Вскоре на место происшествия прибыли начальник билечской полиции Вуйкович, следователь, врач, полицейские и несколько жандармов. Привели собаку-ищейку Вуяна. В убитом сразу же опознали генерала Кучерова. Врач сказал, что удар был нанесен сзади, скорее всего небольшим топором часа три тому назад. По-видимому, это сделал очень высокий и сильный человек, поскольку в темя при нанесении удара топор вонзился верхним концом. В кармане гимнастерки были обнаружены золотые часы с цепочкой, а в заднем кармане брюк — пистолет. Убийца либо опасался взять эти вещи, либо очень спешил.
— Русские козни, — бросил только начальник полиции в ответ на высказывание врача. — Наш черногорец или турок, как ни спешил, не преминул бы захватить часы, не говоря уже о пистолете. Пускайте собаку по следу.
Следователь, по чину полицейский писарь, невысокий, плотный, черноволосый серб с рябым от оспы лицом и большими усами, осмотрев метр за метром шоссе, у мостика обнаружил, наконец, неясные следы каблуков.
— Вот еще, вот и вот, — бормотал он себе под нос, — черт! На каблуках, что ли, он ходил?
— Это он каблуками упирался, когда тащил убитого под мост, — заметил начальник полиции и, повернувшись к подошедшему жандарму, спросил: — Тебе чего, Крста?
— Судя по следам, генерал шел с кем-то в город, а возвращался один. Извольте поглядеть, тут метрах в пятидесяти, где вчера чинили шоссе наши арестованные. Справа...
В этот момент жандарм, осматривающий левый кювет, подняв руку, крикнул:
— Нашел кошель, господин капитан!
Начальник полиции, недоуменно пожав плечами, направился к жандарму. Кошелек был пуст. Далее, в том месте, где чинили шоссе, с правой стороны ясно отпечатались на желтом песке два следа — сапога и опанка. Генерал, видимо, шел рядом, в ногу с местным жителем, несомненно, очень высоким человеком, потому что размер его обуви был не меньше сорок пятого. Слева, почти у самой обочины, так же ясно отпечатался след сапога в обратную сторону. «Странно, зачем нужно было генералу здесь прогуливаться среди ночи? — подумал начальник полиции. — Не похоже ни на случайное ограбление, ни на преднамеренное. Может, личная месть? Или политика? Черт этих русских разберет?!»
— Капитан, вот тут убийца поджидал свою жертву, — крикнул Крста, указывая на стоящую метрах двадцати от мостика старую шелковицу. — Поглядите сами!
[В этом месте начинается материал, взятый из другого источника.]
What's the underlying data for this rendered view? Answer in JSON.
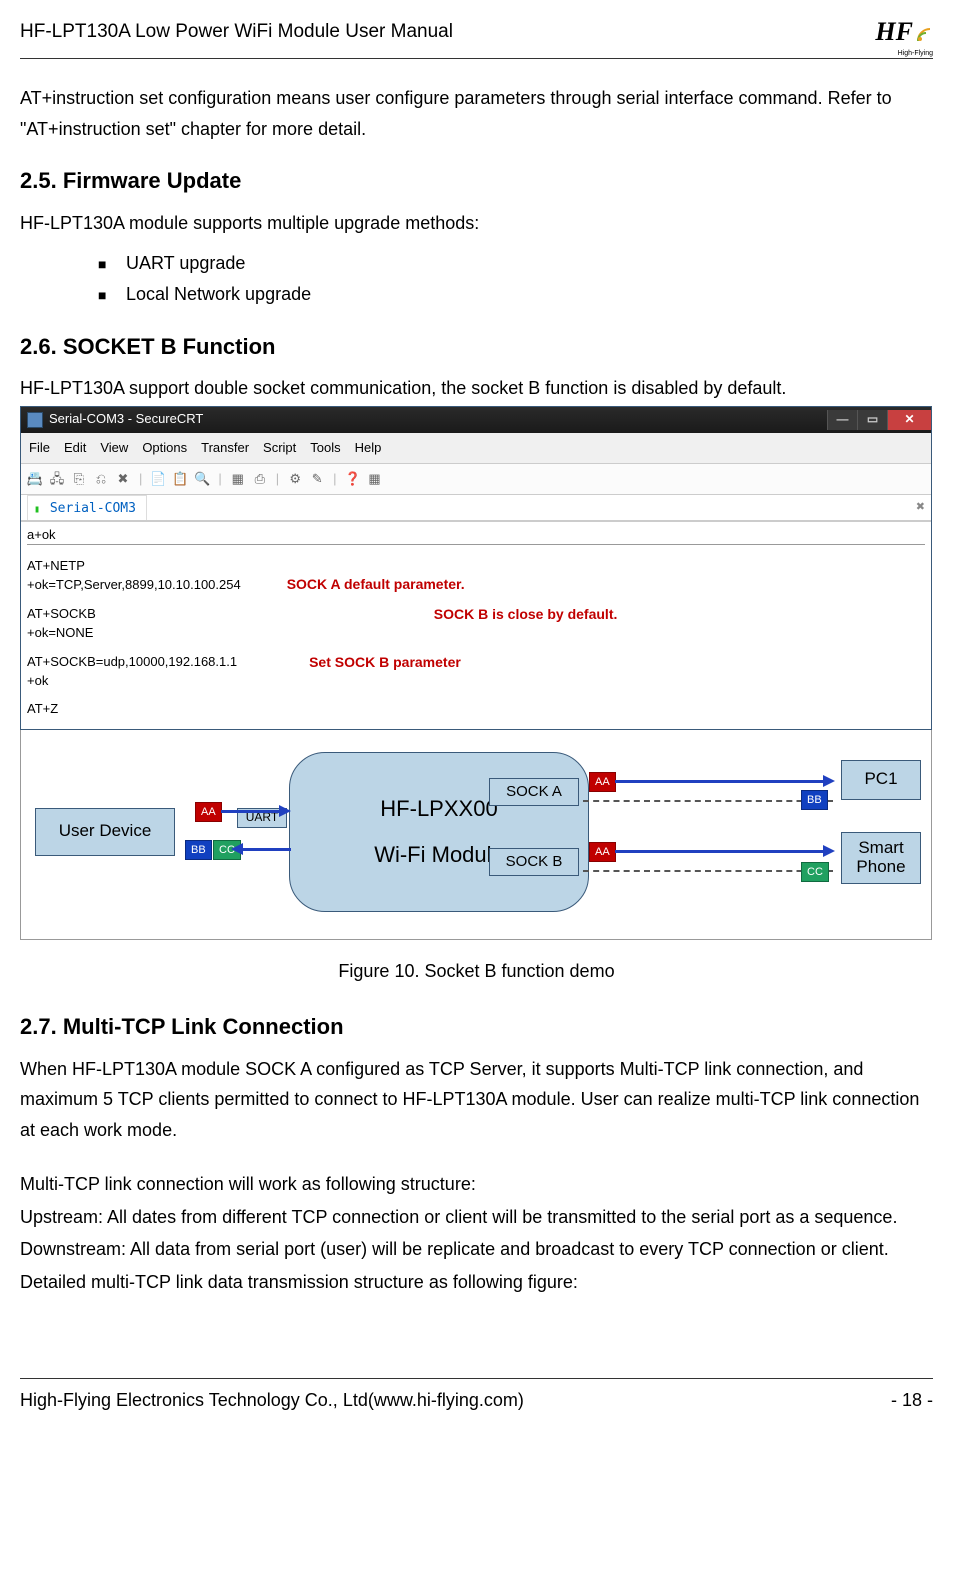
{
  "header": {
    "title": "HF-LPT130A Low Power WiFi Module User Manual",
    "logo_company": "High-Flying",
    "logo_text": "HF"
  },
  "intro": "AT+instruction set configuration means user configure parameters through serial interface command. Refer to \"AT+instruction set\" chapter for more detail.",
  "sec25": {
    "num": "2.5.",
    "title": "Firmware Update",
    "lead": "HF-LPT130A module supports multiple upgrade methods:",
    "items": [
      "UART upgrade",
      "Local Network upgrade"
    ]
  },
  "sec26": {
    "num": "2.6.",
    "title": "SOCKET B Function",
    "lead": "HF-LPT130A support double socket communication, the socket B function is disabled by default."
  },
  "crt": {
    "window_title": "Serial-COM3 - SecureCRT",
    "menus": [
      "File",
      "Edit",
      "View",
      "Options",
      "Transfer",
      "Script",
      "Tools",
      "Help"
    ],
    "tab": "Serial-COM3",
    "lines": [
      "a+ok",
      "",
      "AT+NETP",
      "+ok=TCP,Server,8899,10.10.100.254",
      "",
      "AT+SOCKB",
      "+ok=NONE",
      "",
      "AT+SOCKB=udp,10000,192.168.1.1",
      "+ok",
      "",
      "AT+Z"
    ],
    "notes": {
      "a": "SOCK A default parameter.",
      "b": "SOCK B is close by default.",
      "c": "Set SOCK B parameter"
    }
  },
  "diagram": {
    "user_device": "User Device",
    "uart": "UART",
    "module": "HF-LPXX00",
    "module_sub": "Wi-Fi Module",
    "sock_a": "SOCK A",
    "sock_b": "SOCK B",
    "pc1": "PC1",
    "phone_l1": "Smart",
    "phone_l2": "Phone",
    "badges": {
      "aa": "AA",
      "bb": "BB",
      "cc": "CC"
    }
  },
  "figure_caption": "Figure 10.   Socket B function demo",
  "sec27": {
    "num": "2.7.",
    "title": "Multi-TCP Link Connection",
    "p1": "When HF-LPT130A module SOCK A configured as TCP Server, it supports Multi-TCP link connection, and maximum 5 TCP clients permitted to connect to HF-LPT130A module. User can realize multi-TCP link connection at each work mode.",
    "p2": "Multi-TCP link connection will work as following structure:",
    "p3": "Upstream: All dates from different TCP connection or client will be transmitted to the serial port as a sequence.",
    "p4": "Downstream: All data from serial port (user) will be replicate and broadcast to every TCP connection or client.",
    "p5": "Detailed multi-TCP link data transmission structure as following figure:"
  },
  "footer": {
    "left": "High-Flying Electronics Technology Co., Ltd(www.hi-flying.com)",
    "right": "- 18 -"
  }
}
Начальник полиции, несмотря на свою толщину и большой живот, легко перебрался через кювет, подошел к развесистой зеленолистой шелковице, посмотрел на усыпанную падалицей землю и буркнул:
— Ты прав, Крста. Судя по следу от каблуков, это то, что нам нужно. Вуяна сюда! Вуян, след!
Собака взяла след и повела к крепости, остановилась у ворот, кинулась вправо, влево, потом села и жалобно заскулила.
— Наверно, табак! — заметил начальник полиции. — Проведи-ка Вуяна туда, подальше, — приказал он жандарму. Но Вуян уже сам поднялся и потащил жандарма от ворот по шоссе в сторону Требинье.
Вуйкович снова недоуменно пожал плечами, велел следователю идти с двумя жандармами за собакой, а сам со своим помощником, с унтером Крстой и двумя полицейскими направился в крепость, чтобы осмотреть квартиру и канцелярию генерала. Вскоре весь корпусной персонал был на ногах. Привезли труп Кучерова. Врач делать вскрытие отказался, все, дескать, и так ясно.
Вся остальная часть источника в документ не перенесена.